Lizzie didn't want her mother to see her die and dropped the stone before taking the blade to the underside of her swollen abdomen which was a huge risk. The adrenaline was only enough to pull her child free of her body and take the elder wand in a trembling hand to shakily mend the incision. She screamed in absolutely agony but the pressure in her head and chest made her feel underwater. She crudely bundled the blanket and tried to look at the baby even though she could scarcely raise her head with blind vision. Lizzie held her close wishing she could smother her in love but couldn't even manage a sob before losing consciousness.


When she woke, her daughter was on her chest, the blood was gone, she'd been mended, and despite feeling astonishingly weak, her daughter was feeding. Lizzie looked around and the door opened slightly. Poppy entered in a hurry and checked her forehead for her temperature.

"You are the bane of my existence, Lizzie," she hissed, but smiled wide at the baby who came up for air. Lizzie looked down at her daughter and took her in, pressing her face to her tiny one and feeling like she'd always known the words to this song of a mother's love, but had never quite heard it rhyme until now.

"She's beautiful. I'm going to bet anything on a Weasley boy," Poppy said. Lizzie almost laughed. "This is why you ran?" She asked.

"I can't explain it, please does anyone know? I don't want them to know yet," Lizzie asked.
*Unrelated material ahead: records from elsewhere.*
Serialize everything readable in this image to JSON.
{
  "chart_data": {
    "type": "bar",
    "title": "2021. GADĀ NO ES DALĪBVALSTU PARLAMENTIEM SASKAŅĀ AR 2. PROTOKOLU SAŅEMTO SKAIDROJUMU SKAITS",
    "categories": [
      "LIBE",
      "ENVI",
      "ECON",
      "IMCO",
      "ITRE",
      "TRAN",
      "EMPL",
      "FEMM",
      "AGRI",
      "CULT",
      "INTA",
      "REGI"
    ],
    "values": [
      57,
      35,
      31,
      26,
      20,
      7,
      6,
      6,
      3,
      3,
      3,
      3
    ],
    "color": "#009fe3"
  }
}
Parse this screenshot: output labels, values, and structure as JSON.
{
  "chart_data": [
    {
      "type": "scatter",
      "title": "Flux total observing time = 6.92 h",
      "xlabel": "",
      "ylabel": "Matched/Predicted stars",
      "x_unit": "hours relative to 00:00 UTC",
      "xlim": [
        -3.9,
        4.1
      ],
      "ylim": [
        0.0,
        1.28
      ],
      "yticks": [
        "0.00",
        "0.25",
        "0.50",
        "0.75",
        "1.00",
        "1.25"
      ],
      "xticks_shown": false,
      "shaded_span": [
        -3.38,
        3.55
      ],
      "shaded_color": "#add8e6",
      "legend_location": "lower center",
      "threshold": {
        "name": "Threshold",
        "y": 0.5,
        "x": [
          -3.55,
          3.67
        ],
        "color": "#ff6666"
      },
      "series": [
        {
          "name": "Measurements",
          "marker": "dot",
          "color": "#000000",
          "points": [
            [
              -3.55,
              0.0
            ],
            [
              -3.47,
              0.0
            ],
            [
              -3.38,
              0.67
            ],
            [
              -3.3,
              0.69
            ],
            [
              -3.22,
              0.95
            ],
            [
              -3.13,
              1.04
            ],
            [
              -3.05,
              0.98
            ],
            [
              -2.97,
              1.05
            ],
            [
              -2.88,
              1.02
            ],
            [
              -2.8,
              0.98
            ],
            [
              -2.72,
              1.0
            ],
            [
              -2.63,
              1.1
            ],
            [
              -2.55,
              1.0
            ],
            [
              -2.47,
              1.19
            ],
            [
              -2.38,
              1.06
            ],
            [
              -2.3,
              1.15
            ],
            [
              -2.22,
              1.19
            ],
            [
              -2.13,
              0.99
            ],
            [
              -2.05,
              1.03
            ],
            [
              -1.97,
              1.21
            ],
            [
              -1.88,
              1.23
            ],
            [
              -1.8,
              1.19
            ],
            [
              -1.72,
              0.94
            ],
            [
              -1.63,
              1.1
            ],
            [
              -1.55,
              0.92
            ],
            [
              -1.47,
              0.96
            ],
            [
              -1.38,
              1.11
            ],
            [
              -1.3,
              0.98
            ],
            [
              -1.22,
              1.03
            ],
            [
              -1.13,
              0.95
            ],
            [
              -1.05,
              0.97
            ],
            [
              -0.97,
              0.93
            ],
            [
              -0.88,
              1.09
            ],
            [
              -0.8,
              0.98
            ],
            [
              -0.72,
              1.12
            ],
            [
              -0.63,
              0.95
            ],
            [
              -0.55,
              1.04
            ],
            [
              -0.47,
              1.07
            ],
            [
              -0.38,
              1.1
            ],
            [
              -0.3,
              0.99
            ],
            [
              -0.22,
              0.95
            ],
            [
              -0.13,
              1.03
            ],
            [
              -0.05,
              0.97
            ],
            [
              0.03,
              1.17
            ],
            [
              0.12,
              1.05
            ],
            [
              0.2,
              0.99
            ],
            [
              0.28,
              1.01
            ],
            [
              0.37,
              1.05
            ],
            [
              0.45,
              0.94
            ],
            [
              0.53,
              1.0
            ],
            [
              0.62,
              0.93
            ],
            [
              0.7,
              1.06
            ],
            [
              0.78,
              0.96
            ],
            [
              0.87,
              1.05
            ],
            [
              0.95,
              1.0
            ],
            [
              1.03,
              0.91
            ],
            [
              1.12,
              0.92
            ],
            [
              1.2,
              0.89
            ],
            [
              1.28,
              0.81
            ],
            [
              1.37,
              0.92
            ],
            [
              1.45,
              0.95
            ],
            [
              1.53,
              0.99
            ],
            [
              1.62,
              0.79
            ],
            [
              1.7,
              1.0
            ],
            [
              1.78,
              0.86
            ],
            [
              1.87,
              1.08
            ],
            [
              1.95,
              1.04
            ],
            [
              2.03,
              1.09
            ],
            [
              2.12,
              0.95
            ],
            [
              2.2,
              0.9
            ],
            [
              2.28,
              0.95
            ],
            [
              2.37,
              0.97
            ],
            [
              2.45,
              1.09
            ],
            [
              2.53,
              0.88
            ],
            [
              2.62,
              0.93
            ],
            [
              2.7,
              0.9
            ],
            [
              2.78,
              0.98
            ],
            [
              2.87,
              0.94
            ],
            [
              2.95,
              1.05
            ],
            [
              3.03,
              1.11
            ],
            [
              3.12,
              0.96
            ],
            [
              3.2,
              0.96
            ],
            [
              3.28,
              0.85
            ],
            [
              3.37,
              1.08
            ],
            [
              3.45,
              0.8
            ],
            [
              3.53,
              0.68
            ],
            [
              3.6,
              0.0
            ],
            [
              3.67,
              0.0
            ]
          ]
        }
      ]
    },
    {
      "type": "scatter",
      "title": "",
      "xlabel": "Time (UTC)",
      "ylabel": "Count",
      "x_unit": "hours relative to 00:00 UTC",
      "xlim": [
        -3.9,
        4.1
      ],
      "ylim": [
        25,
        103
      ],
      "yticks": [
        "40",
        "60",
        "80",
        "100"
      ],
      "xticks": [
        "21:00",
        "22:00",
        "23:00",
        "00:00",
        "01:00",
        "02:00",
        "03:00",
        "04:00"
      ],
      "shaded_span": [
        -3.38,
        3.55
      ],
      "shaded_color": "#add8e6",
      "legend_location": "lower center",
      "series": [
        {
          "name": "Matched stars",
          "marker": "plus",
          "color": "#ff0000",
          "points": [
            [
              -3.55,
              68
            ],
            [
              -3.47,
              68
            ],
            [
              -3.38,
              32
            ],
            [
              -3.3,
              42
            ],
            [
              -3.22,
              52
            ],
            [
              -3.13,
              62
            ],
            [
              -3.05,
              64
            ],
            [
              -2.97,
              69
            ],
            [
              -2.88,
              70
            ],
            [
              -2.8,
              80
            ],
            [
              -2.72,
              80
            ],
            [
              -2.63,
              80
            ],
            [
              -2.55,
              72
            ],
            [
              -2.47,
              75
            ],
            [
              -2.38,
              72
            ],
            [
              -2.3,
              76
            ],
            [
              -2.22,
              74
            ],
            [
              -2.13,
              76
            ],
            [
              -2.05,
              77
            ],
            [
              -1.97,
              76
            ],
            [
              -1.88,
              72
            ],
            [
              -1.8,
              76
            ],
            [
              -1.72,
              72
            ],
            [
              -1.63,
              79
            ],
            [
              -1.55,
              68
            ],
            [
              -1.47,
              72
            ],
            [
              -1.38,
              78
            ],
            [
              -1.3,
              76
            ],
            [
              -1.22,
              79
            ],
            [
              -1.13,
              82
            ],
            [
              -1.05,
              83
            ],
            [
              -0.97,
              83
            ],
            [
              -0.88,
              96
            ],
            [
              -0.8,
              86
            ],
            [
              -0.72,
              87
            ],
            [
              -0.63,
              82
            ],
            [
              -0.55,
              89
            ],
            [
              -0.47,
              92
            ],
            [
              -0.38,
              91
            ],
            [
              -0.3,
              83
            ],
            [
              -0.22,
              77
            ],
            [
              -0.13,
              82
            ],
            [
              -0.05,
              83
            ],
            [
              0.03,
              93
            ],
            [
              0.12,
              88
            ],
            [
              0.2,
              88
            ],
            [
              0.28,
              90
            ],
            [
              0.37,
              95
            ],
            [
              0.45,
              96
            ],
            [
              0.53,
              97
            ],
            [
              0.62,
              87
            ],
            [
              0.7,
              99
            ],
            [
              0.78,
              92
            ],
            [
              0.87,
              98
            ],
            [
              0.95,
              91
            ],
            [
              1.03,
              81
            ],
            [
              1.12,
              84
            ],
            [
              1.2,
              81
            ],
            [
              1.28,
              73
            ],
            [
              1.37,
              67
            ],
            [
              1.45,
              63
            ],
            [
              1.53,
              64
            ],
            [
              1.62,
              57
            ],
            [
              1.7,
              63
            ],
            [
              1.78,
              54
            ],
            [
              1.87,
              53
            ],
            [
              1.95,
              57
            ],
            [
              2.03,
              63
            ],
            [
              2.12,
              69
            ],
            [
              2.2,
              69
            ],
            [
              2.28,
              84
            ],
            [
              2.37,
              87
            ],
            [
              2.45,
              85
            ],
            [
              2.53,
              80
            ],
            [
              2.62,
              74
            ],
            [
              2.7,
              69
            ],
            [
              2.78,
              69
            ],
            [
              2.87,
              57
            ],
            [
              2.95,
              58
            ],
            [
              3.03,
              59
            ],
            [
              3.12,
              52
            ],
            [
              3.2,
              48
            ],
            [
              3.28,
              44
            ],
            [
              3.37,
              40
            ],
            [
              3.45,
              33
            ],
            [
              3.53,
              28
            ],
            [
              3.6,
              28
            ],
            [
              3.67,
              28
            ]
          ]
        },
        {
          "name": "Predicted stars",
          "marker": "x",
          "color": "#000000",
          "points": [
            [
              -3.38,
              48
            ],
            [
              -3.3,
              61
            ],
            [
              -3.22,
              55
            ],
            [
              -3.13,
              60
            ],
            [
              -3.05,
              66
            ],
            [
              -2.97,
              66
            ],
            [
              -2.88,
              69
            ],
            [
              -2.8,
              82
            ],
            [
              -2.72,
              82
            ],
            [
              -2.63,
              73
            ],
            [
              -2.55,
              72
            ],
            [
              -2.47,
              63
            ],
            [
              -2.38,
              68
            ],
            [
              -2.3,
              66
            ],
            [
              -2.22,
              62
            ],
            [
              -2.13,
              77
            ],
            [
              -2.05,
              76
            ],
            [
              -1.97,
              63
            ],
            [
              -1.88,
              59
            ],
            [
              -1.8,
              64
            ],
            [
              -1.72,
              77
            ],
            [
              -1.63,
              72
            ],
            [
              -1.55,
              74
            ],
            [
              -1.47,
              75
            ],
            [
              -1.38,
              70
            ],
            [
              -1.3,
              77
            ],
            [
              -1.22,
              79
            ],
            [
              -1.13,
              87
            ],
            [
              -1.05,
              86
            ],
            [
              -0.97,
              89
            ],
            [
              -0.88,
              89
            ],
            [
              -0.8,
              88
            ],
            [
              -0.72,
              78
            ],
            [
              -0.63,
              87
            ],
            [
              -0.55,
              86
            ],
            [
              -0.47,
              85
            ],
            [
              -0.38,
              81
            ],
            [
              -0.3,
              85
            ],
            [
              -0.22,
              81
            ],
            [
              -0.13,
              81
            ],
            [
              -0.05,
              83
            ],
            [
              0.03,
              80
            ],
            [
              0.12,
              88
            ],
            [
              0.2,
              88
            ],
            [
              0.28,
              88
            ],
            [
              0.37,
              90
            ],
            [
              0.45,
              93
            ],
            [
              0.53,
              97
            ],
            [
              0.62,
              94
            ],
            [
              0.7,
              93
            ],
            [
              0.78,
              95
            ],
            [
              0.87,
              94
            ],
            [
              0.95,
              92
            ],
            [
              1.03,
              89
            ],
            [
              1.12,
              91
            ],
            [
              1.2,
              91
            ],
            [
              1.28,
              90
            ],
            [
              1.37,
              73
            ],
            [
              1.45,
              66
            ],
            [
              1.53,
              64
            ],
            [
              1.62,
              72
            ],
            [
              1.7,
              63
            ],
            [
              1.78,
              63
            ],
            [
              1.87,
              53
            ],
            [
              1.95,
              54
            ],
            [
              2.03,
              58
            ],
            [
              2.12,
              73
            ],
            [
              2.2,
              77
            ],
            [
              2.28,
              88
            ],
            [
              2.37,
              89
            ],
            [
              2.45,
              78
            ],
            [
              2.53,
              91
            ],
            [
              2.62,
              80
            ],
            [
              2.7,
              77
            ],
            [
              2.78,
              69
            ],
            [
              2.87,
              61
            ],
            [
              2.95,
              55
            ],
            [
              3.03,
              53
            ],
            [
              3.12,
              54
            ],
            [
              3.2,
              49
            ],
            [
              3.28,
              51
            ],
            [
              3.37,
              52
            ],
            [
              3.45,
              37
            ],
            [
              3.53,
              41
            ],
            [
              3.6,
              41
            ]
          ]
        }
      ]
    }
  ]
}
"Not even Minerva, and she will grind me into kitty litter if she finds out," Poppy said. Lizzie laughed at that but stopped because Poppy wasn't amused.

"Sweetheart, I'll let you return on your own accord, you should have this time with your baby, but I promise I will drop the news if you wait too long, do you understand me?" She asked. Lizzie nodded.

"This needs to be the last time you almost die, for the love God he was right about you being a cockroach," she added. Lizzie smirked. Lizzie held her daughter close and let their hearts beat in sync.